'SU KUYUSU' YALANIYLA KANDIRDI
"17-25 Aralık sürecinden yaklaşık 1-2 ay kadar önce bir kişi, Necmettin Erbakan üniversitesi Meram Tıp Fakültesi Hastanesi'nde kanser tedavisi gören 80 yaşlarındaki annesinin iki evini 400 bin liraya sattığını, bunu da derneğe bağışlayacağını iletti. Bunun üzerine kadın ve oğlu ziyaret edildi. Birkaç gün sonra kadından 400 bin lirayı aldılar. Paranın akıbeti konusunda herhangi bir bilgim yoktur. Normal şartlarda paranın banka yoluyla dernek hesabına yatırılması ve dekontunun bağış yapana verilmesi gerekmektedir. Kadının oğlu sürekli derneği arayıp annesinin parayı Afrika ülkelerinde su kuyusu açılması ve oradaki insanların katarakt ameliyatı olması için bağışladığını, makbuz istediğini söylüyordu. Dernekte çalıştığım süre boyunca bu kişiye makbuz verilmedi."

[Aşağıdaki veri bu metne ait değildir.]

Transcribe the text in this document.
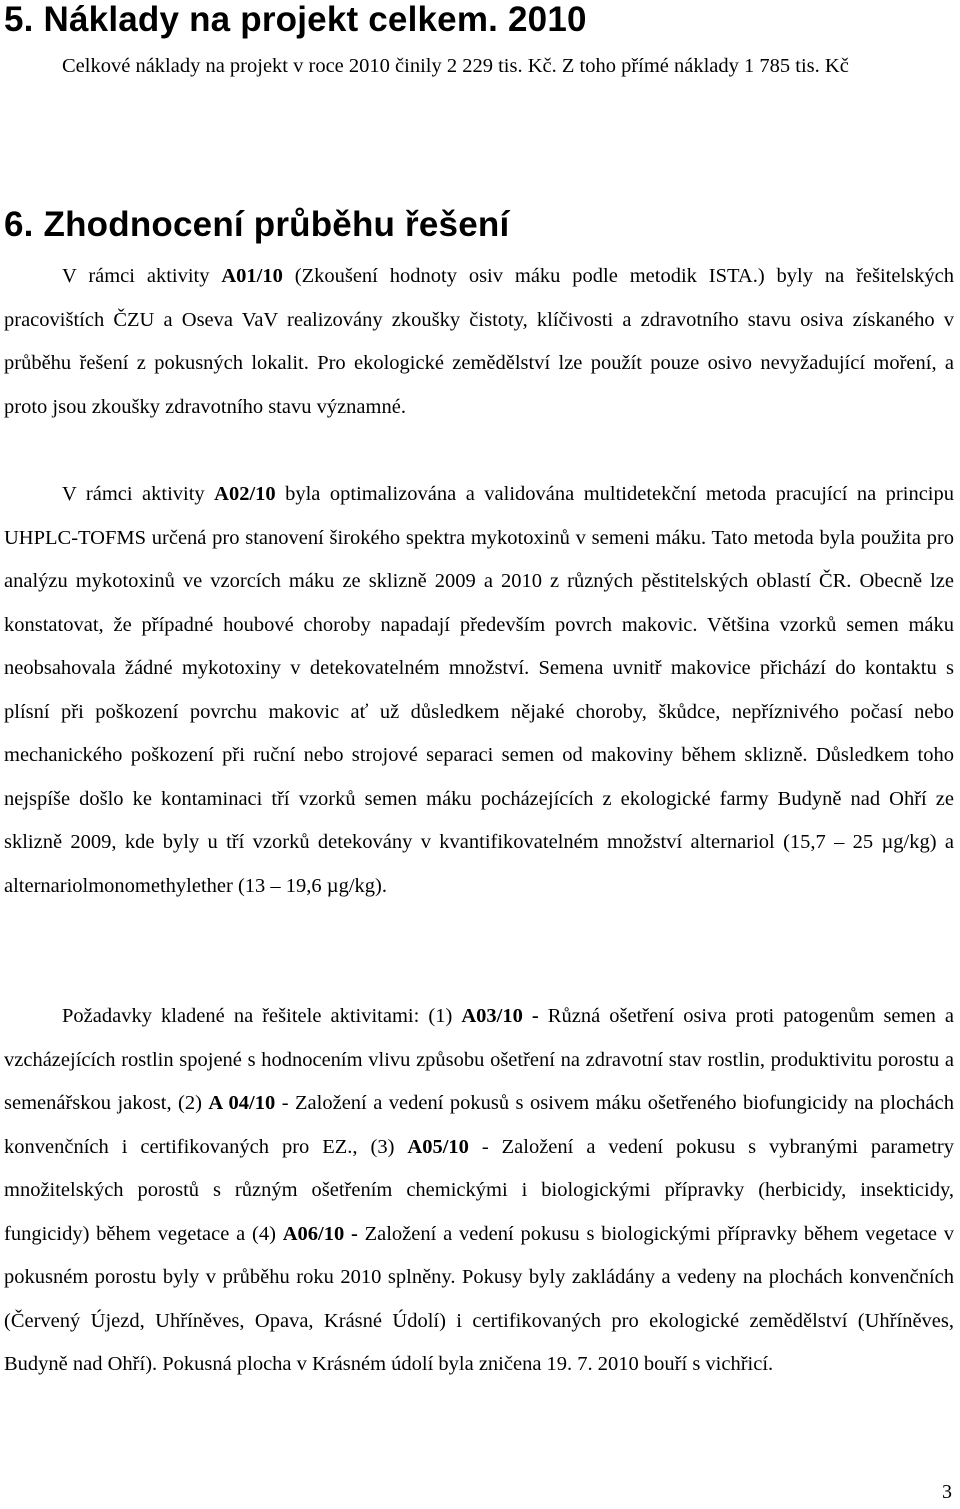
5. Náklady na projekt celkem. 2010

Celkové náklady na projekt v roce 2010 činily 2 229 tis. Kč. Z toho přímé náklady 1 785 tis. Kč

6. Zhodnocení průběhu řešení

V rámci aktivity A01/10 (Zkoušení hodnoty osiv máku podle metodik ISTA.) byly na řešitelských pracovištích ČZU a Oseva VaV realizovány zkoušky čistoty, klíčivosti a zdravotního stavu osiva získaného v průběhu řešení z pokusných lokalit. Pro ekologické zemědělství lze použít pouze osivo nevyžadující moření, a proto jsou zkoušky zdravotního stavu významné.

V rámci aktivity A02/10 byla optimalizována a validována multidetekční metoda pracující na principu UHPLC-TOFMS určená pro stanovení širokého spektra mykotoxinů v semeni máku. Tato metoda byla použita pro analýzu mykotoxinů ve vzorcích máku ze sklizně 2009 a 2010 z různých pěstitelských oblastí ČR. Obecně lze konstatovat, že případné houbové choroby napadají především povrch makovic. Většina vzorků semen máku neobsahovala žádné mykotoxiny v detekovatelném množství. Semena uvnitř makovice přichází do kontaktu s plísní při poškození povrchu makovic ať už důsledkem nějaké choroby, škůdce, nepříznivého počasí nebo mechanického poškození při ruční nebo strojové separaci semen od makoviny během sklizně. Důsledkem toho nejspíše došlo ke kontaminaci tří vzorků semen máku pocházejících z ekologické farmy Budyně nad Ohří ze sklizně 2009, kde byly u tří vzorků detekovány v kvantifikovatelném množství alternariol (15,7 – 25 µg/kg) a alternariolmonomethylether (13 – 19,6 µg/kg).

Požadavky kladené na řešitele aktivitami: (1) A03/10 - Různá ošetření osiva proti patogenům semen a vzcházejících rostlin spojené s hodnocením vlivu způsobu ošetření na zdravotní stav rostlin, produktivitu porostu a semenářskou jakost, (2) A 04/10 - Založení a vedení pokusů s osivem máku ošetřeného biofungicidy na plochách konvenčních i certifikovaných pro EZ., (3) A05/10 - Založení a vedení pokusu s vybranými parametry množitelských porostů s různým ošetřením chemickými i biologickými přípravky (herbicidy, insekticidy, fungicidy) během vegetace a (4) A06/10 - Založení a vedení pokusu s biologickými přípravky během vegetace v pokusném porostu byly v průběhu roku 2010 splněny. Pokusy byly zakládány a vedeny na plochách konvenčních (Červený Újezd, Uhříněves, Opava, Krásné Údolí) i certifikovaných pro ekologické zemědělství (Uhříněves, Budyně nad Ohří). Pokusná plocha v Krásném údolí byla zničena 19. 7. 2010 bouří s vichřicí.

3
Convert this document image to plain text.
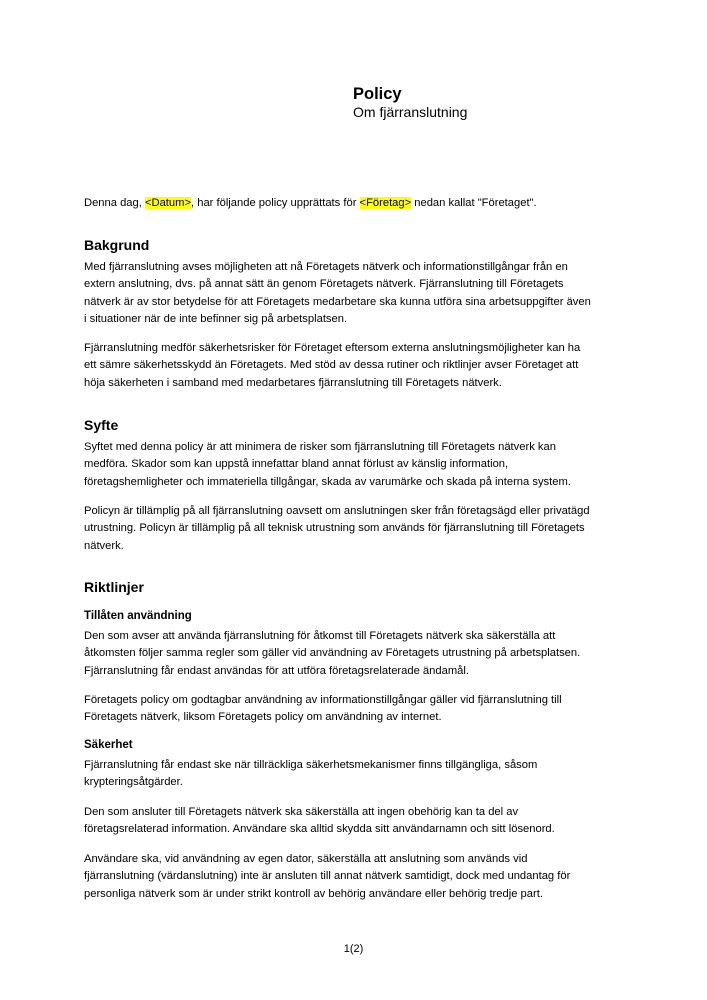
Policy
Om fjärranslutning
Denna dag, <Datum>, har följande policy upprättats för <Företag> nedan kallat "Företaget".
Bakgrund
Med fjärranslutning avses möjligheten att nå Företagets nätverk och informationstillgångar från en
extern anslutning, dvs. på annat sätt än genom Företagets nätverk. Fjärranslutning till Företagets
nätverk är av stor betydelse för att Företagets medarbetare ska kunna utföra sina arbetsuppgifter även
i situationer när de inte befinner sig på arbetsplatsen.
Fjärranslutning medför säkerhetsrisker för Företaget eftersom externa anslutningsmöjligheter kan ha
ett sämre säkerhetsskydd än Företagets. Med stöd av dessa rutiner och riktlinjer avser Företaget att
höja säkerheten i samband med medarbetares fjärranslutning till Företagets nätverk.
Syfte
Syftet med denna policy är att minimera de risker som fjärranslutning till Företagets nätverk kan
medföra. Skador som kan uppstå innefattar bland annat förlust av känslig information,
företagshemligheter och immateriella tillgångar, skada av varumärke och skada på interna system.
Policyn är tillämplig på all fjärranslutning oavsett om anslutningen sker från företagsägd eller privatägd
utrustning. Policyn är tillämplig på all teknisk utrustning som används för fjärranslutning till Företagets
nätverk.
Riktlinjer
Tillåten användning
Den som avser att använda fjärranslutning för åtkomst till Företagets nätverk ska säkerställa att
åtkomsten följer samma regler som gäller vid användning av Företagets utrustning på arbetsplatsen.
Fjärranslutning får endast användas för att utföra företagsrelaterade ändamål.
Företagets policy om godtagbar användning av informationstillgångar gäller vid fjärranslutning till
Företagets nätverk, liksom Företagets policy om användning av internet.
Säkerhet
Fjärranslutning får endast ske när tillräckliga säkerhetsmekanismer finns tillgängliga, såsom
krypteringsåtgärder.
Den som ansluter till Företagets nätverk ska säkerställa att ingen obehörig kan ta del av
företagsrelaterad information. Användare ska alltid skydda sitt användarnamn och sitt lösenord.
Användare ska, vid användning av egen dator, säkerställa att anslutning som används vid
fjärranslutning (värdanslutning) inte är ansluten till annat nätverk samtidigt, dock med undantag för
personliga nätverk som är under strikt kontroll av behörig användare eller behörig tredje part.
1(2)
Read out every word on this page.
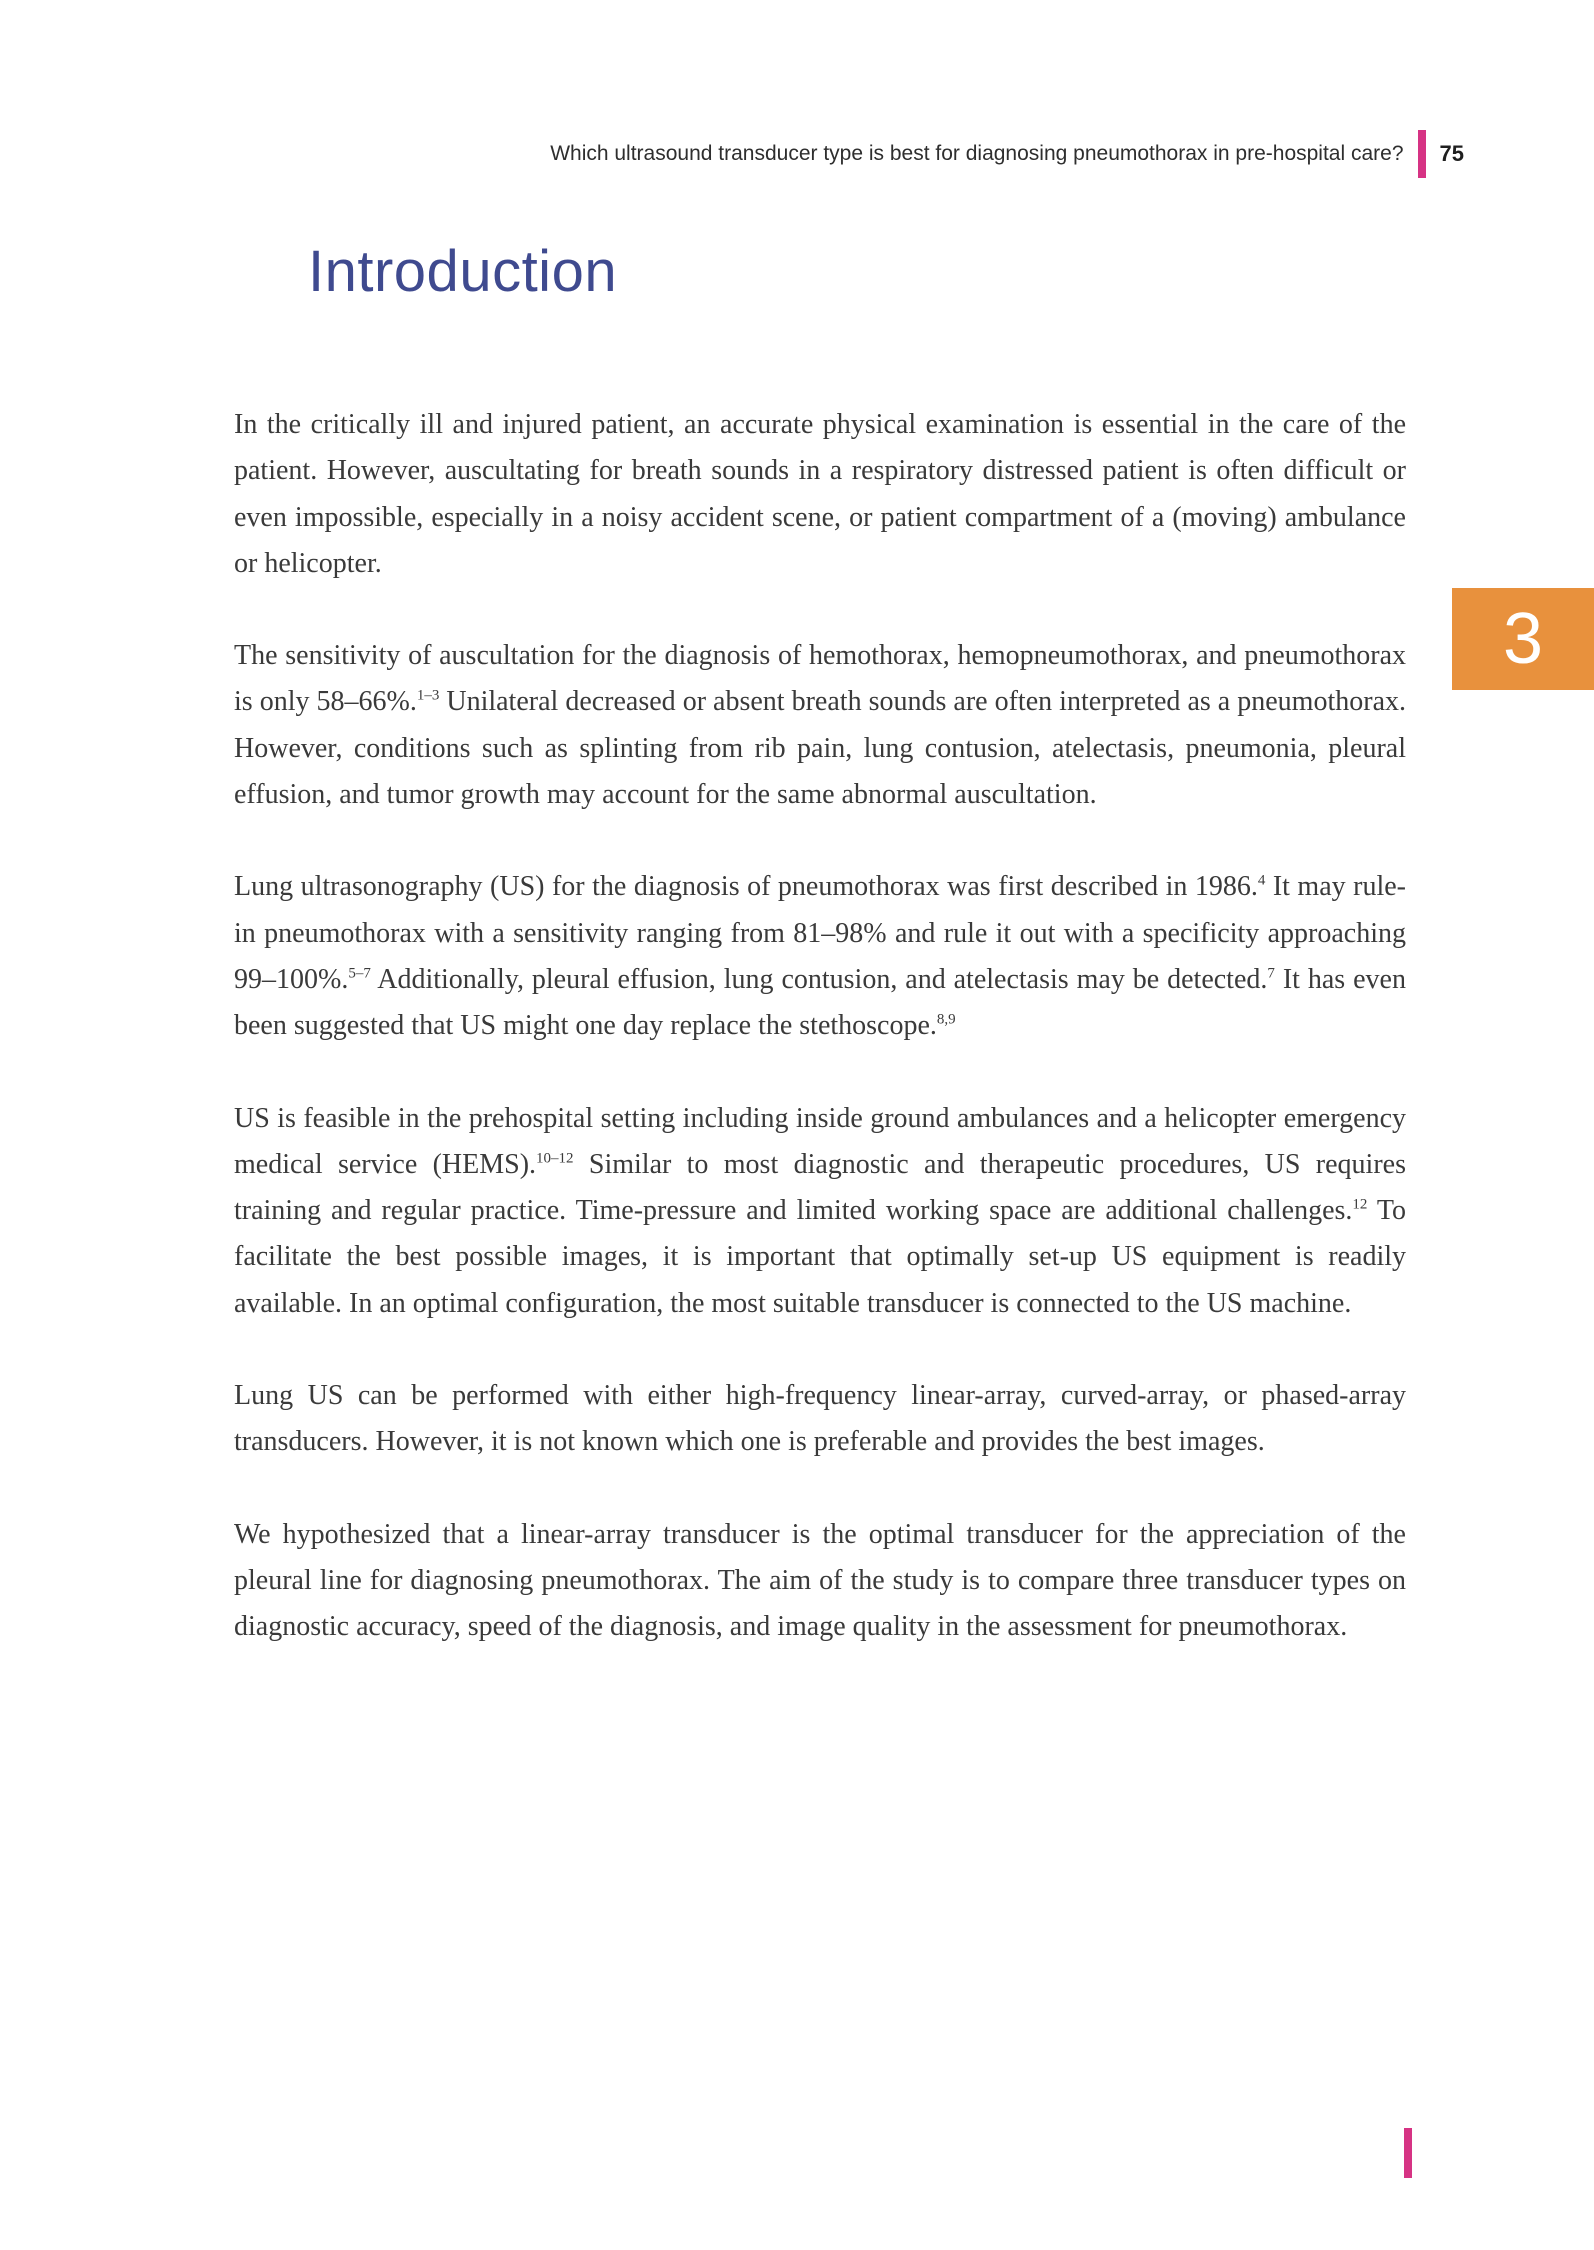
Which ultrasound transducer type is best for diagnosing pneumothorax in pre-hospital care? 75
Introduction
3

In the critically ill and injured patient, an accurate physical examination is essential in the care of the patient. However, auscultating for breath sounds in a respiratory distressed patient is often difficult or even impossible, especially in a noisy accident scene, or patient compartment of a (moving) ambulance or helicopter.

The sensitivity of auscultation for the diagnosis of hemothorax, hemopneumothorax, and pneumothorax is only 58–66%.$^{1-3}$ Unilateral decreased or absent breath sounds are often interpreted as a pneumothorax. However, conditions such as splinting from rib pain, lung contusion, atelectasis, pneumonia, pleural effusion, and tumor growth may account for the same abnormal auscultation.

Lung ultrasonography (US) for the diagnosis of pneumothorax was first described in 1986.$^4$ It may rule-in pneumothorax with a sensitivity ranging from 81–98% and rule it out with a specificity approaching 99–100%.$^{5-7}$ Additionally, pleural effusion, lung contusion, and atelectasis may be detected.$^7$ It has even been suggested that US might one day replace the stethoscope.$^{8,9}$

US is feasible in the prehospital setting including inside ground ambulances and a helicopter emergency medical service (HEMS).$^{10-12}$ Similar to most diagnostic and therapeutic procedures, US requires training and regular practice. Time-pressure and limited working space are additional challenges.$^{12}$ To facilitate the best possible images, it is important that optimally set-up US equipment is readily available. In an optimal configuration, the most suitable transducer is connected to the US machine.

Lung US can be performed with either high-frequency linear-array, curved-array, or phased-array transducers. However, it is not known which one is preferable and provides the best images.

We hypothesized that a linear-array transducer is the optimal transducer for the appreciation of the pleural line for diagnosing pneumothorax. The aim of the study is to compare three transducer types on diagnostic accuracy, speed of the diagnosis, and image quality in the assessment for pneumothorax.
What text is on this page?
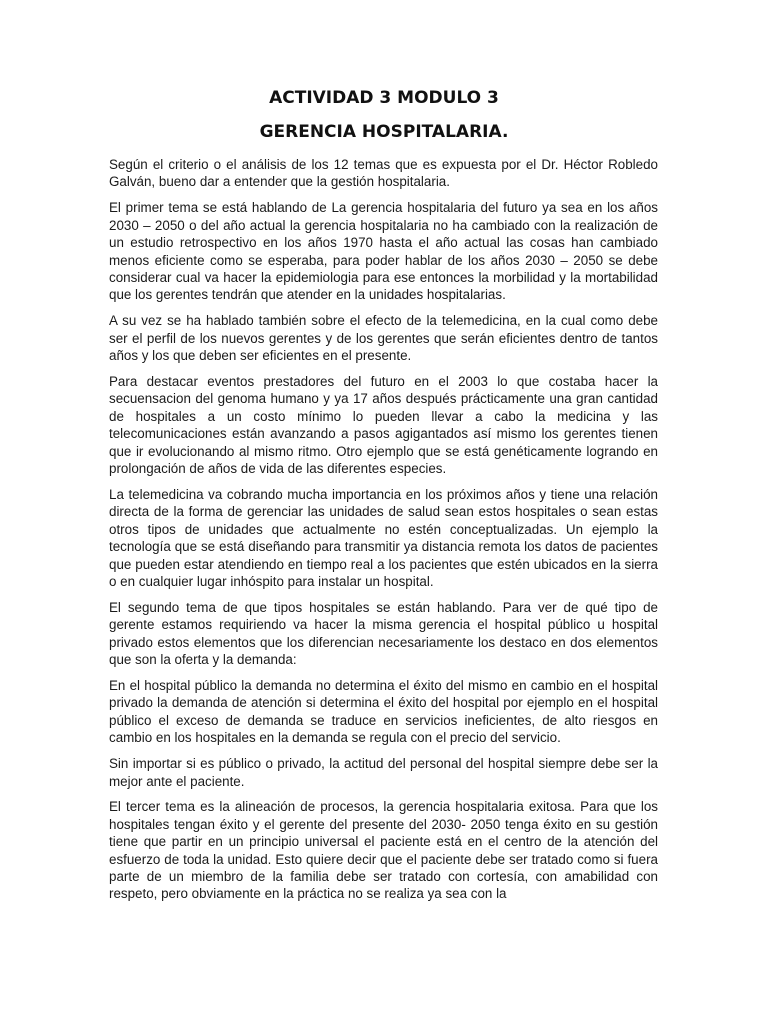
ACTIVIDAD 3 MODULO 3
GERENCIA HOSPITALARIA.

Según el criterio o el análisis de los 12 temas que es expuesta por el Dr. Héctor Robledo Galván, bueno dar a entender que la gestión hospitalaria.

El primer tema se está hablando de La gerencia hospitalaria del futuro ya sea en los años 2030 – 2050 o del año actual la gerencia hospitalaria no ha cambiado con la realización de un estudio retrospectivo en los años 1970 hasta el año actual las cosas han cambiado menos eficiente como se esperaba, para poder hablar de los años 2030 – 2050 se debe considerar cual va hacer la epidemiologia para ese entonces la morbilidad y la mortabilidad que los gerentes tendrán que atender en la unidades hospitalarias.

A su vez se ha hablado también sobre el efecto de la telemedicina, en la cual como debe ser el perfil de los nuevos gerentes y de los gerentes que serán eficientes dentro de tantos años y los que deben ser eficientes en el presente.

Para destacar eventos prestadores del futuro en el 2003 lo que costaba hacer la secuensacion del genoma humano y ya 17 años después prácticamente una gran cantidad de hospitales a un costo mínimo lo pueden llevar a cabo la medicina y las telecomunicaciones están avanzando a pasos agigantados así mismo los gerentes tienen que ir evolucionando al mismo ritmo. Otro ejemplo que se está genéticamente logrando en prolongación de años de vida de las diferentes especies.

La telemedicina va cobrando mucha importancia en los próximos años y tiene una relación directa de la forma de gerenciar las unidades de salud sean estos hospitales o sean estas otros tipos de unidades que actualmente no estén conceptualizadas. Un ejemplo la tecnología que se está diseñando para transmitir ya distancia remota los datos de pacientes que pueden estar atendiendo en tiempo real a los pacientes que estén ubicados en la sierra o en cualquier lugar inhóspito para instalar un hospital.

El segundo tema de que tipos hospitales se están hablando. Para ver de qué tipo de gerente estamos requiriendo va hacer la misma gerencia el hospital público u hospital privado estos elementos que los diferencian necesariamente los destaco en dos elementos que son la oferta y la demanda:

En el hospital público la demanda no determina el éxito del mismo en cambio en el hospital privado la demanda de atención si determina el éxito del hospital por ejemplo en el hospital público el exceso de demanda se traduce en servicios ineficientes, de alto riesgos en cambio en los hospitales en la demanda se regula con el precio del servicio.

Sin importar si es público o privado, la actitud del personal del hospital siempre debe ser la mejor ante el paciente.

El tercer tema es la alineación de procesos, la gerencia hospitalaria exitosa. Para que los hospitales tengan éxito y el gerente del presente del 2030- 2050 tenga éxito en su gestión tiene que partir en un principio universal el paciente está en el centro de la atención del esfuerzo de toda la unidad. Esto quiere decir que el paciente debe ser tratado como si fuera parte de un miembro de la familia debe ser tratado con cortesía, con amabilidad con respeto, pero obviamente en la práctica no se realiza ya sea con la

BAĞIŞçILARI BöYLE KANDIRDILAR
"Katarakt ameliyatı için toplanan paralarla ameliyat yaptırılmıyor, bu paralar örgüt içinde farklı yerlerde kullanılıyordu. 2006'dan 2010'a kadar ameliyatı yapılmış Afrika ülkelerindeki hastaların arşivimizde bulunan fotoğraflarını çıkartarak bir kağıda basmamızı, altına da ameliyat olan şahsın adını, soyadını, uyruğunu ve bağışçının ismini yazmamız istendi. Arşivlerde bulunan göz ameliyatı fotoğraflarını ve internetten indirdiğimiz fotoğrafları kağıda basarak ameliyat olan şahsın ismi ve uyruğuyla ilgili herhangi bir isim yazıp, bu tür sahte evrakları bağışçılara, 'Verdiğiniz bağışla bu kişi ameliyat oldu' diyerek teslim ederdik. Düzenlenen sahte belgelerle yapılmış gibi gösterilen ameliyatlarla bağışçılar kandırılıyordu."
"çOK YOLSUZLUKLAR DöNüYOR
"Kuyu açtırma konusunda da çok yolsuzluklar dönüyordu. Açtırılmadığı halde açtırılmış gibi gösterilen kuyuların fotoğrafları çekilerek bağışçıya gösteriliyordu. Bir kuyuya çok defalar farklı bağışçının ismi yazdırılıp fotoğrafları çekilerek yeni yapılmış gibi bağışçıya gösteriliyordu. Bazı bağışçılar açtırmış olduğu kuyuyu görmek için o ülkeye gitmek isterse kuyudaki isim değiştirilerek bağışçının ismi yazılıyordu. Bağışçı da ismini görünce kuyunun bağışladığı parayla açıldığına inanıyordu. Daha önceden o ülkeye gidip kuyuların yerini bilen bağışçılar olursa söz konusu ülkeye gitmeden önce mecburen yeni bir kuyu açılıp bu kişiye gösterilmek zorunda kalınıyordu."